Valuations are Stupid in an Illiquid Market
I have some baseball cards from the 80s. They used to give them out in our school lunches. According to Beckett’s Guide, my Fleer Mark McGwire card has a valuation of $120.
Because it’s the holidays, I will sell my card for the blowout price of $119. Send in your offers today!
Wait, what? There is no market for baseball cards because no one has given a shit about baseball since 1992?
The value of an asset is whatever the market is willing to pay for it. You might say that my Mark McGwire baseball card actually has a valuation of $0, no matter what Beckett has printed.
The determination of valuation is regarded as a dark art, but it’s pretty easy to check your work: Is anyone actually willing to pay that price?

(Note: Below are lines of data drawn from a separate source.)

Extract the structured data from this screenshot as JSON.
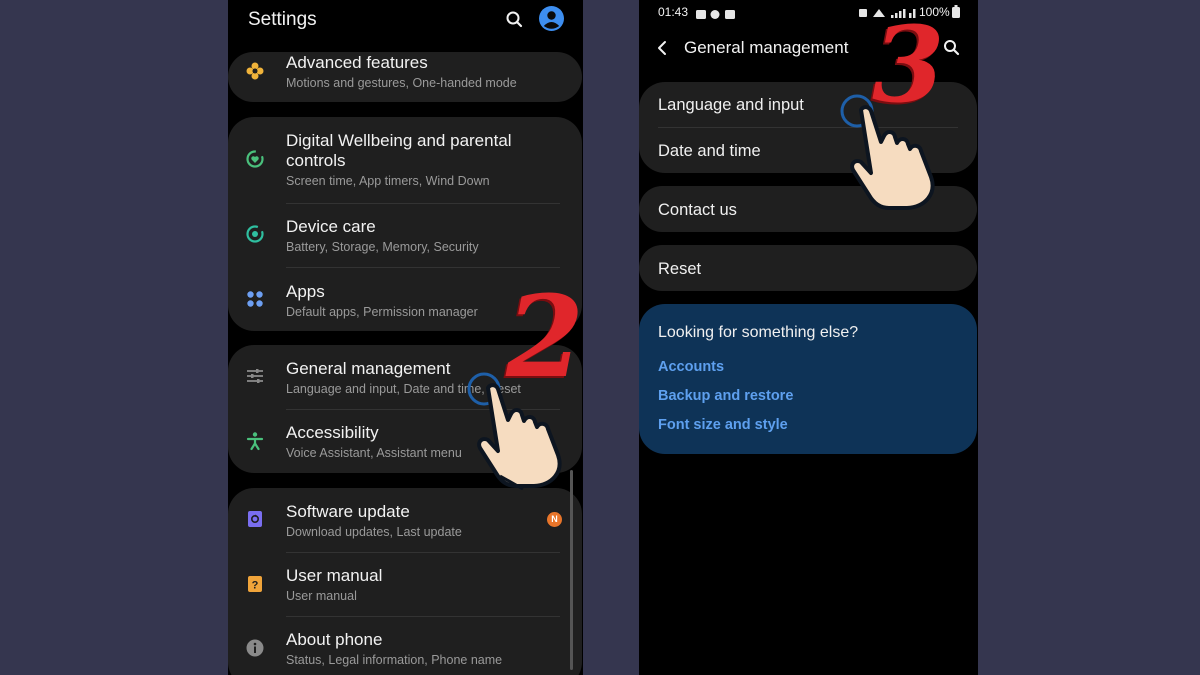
{
  "left": {
    "header": {
      "title": "Settings"
    },
    "items": [
      {
        "title": "Advanced features",
        "sub": "Motions and gestures, One-handed mode"
      },
      {
        "title": "Digital Wellbeing and parental controls",
        "sub": "Screen time, App timers, Wind Down"
      },
      {
        "title": "Device care",
        "sub": "Battery, Storage, Memory, Security"
      },
      {
        "title": "Apps",
        "sub": "Default apps, Permission manager"
      },
      {
        "title": "General management",
        "sub": "Language and input, Date and time, Reset"
      },
      {
        "title": "Accessibility",
        "sub": "Voice Assistant, Assistant menu"
      },
      {
        "title": "Software update",
        "sub": "Download updates, Last update"
      },
      {
        "title": "User manual",
        "sub": "User manual"
      },
      {
        "title": "About phone",
        "sub": "Status, Legal information, Phone name"
      }
    ],
    "badge": "N",
    "step_number": "2"
  },
  "right": {
    "status": {
      "time": "01:43",
      "battery": "100%"
    },
    "header": {
      "title": "General management"
    },
    "items": [
      {
        "title": "Language and input"
      },
      {
        "title": "Date and time"
      },
      {
        "title": "Contact us"
      },
      {
        "title": "Reset"
      }
    ],
    "suggest": {
      "title": "Looking for something else?",
      "links": [
        "Accounts",
        "Backup and restore",
        "Font size and style"
      ]
    },
    "step_number": "3"
  },
  "colors": {
    "background": "#35364f",
    "card": "#1f1f1f",
    "link": "#5ea0ef",
    "suggest_card": "#0e3357",
    "annotation_red": "#e0262b"
  }
}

Facebook (FB) trades at $79.88 with a market cap of $223B. The market cap is what we, the market, have collectively decided is Facebook’s current valuation.
How do people come to this number? Those who subscribe to Benjamin Graham’s school of value investing might assign a valuation based on the company’s intrinsic value:
Different beliefs about a company’s share price reflect different assumptions on the company’s growth prospects, which is why financial analysts issue many conflicting price targets on any given company.
Yesterday, a little analyst at Citigroup named Mark May announced that Instagram was worth $35B.
Instagram was acquired by Facebook in 2012 for $1 billion. Whether Mark is correct is of no practical value: there is no market for Instagram. It’s like learning that your left nut is worth $35 billion. You might feel warm and fuzzy about it, but there is no actionable information*.
The announcement that Facebook’s left gonad is worth $35 billion was enough to send FB up nearly 2% yesterday. Not only is Facebook unlikely to toss Instagram onto the auction block, it is also unlikely to generate Instagram revenue any time soon. Instagram has an intrinsic value of $0.
Hypothetically, says Mark May, Instagram could generate $2.7 billion in revenue if it were monetized.
If we’re assigning valuations based on best-case hypotheticals, every startup could hypothetically become a billion-dollar company and Mark McGwire could hypothetically come blitzing out of retirement and hit a million home runs and hypothetically my baseball card could be worth more than a T206 Honus Wagner.
The reason why every startup is not assigned an immediate billion-dollar valuation is because best-case hypotheticals often fail to materialize. Also hypothetically, Instagram could become a writedown as fast as OMGPOP, Del.icio.us, Geocities, Myspace, and all those other high-flying baseball cards.
I’ve decided that the valuation of my Mark McGwire card is a billion dollars. Also, it is no longer for sale.
*Valuations on non-marketable assets could be useful for insurance purposes. Kim Kardashian has a $21M insurance policy on her butt. Her appraiser sure has a fun job.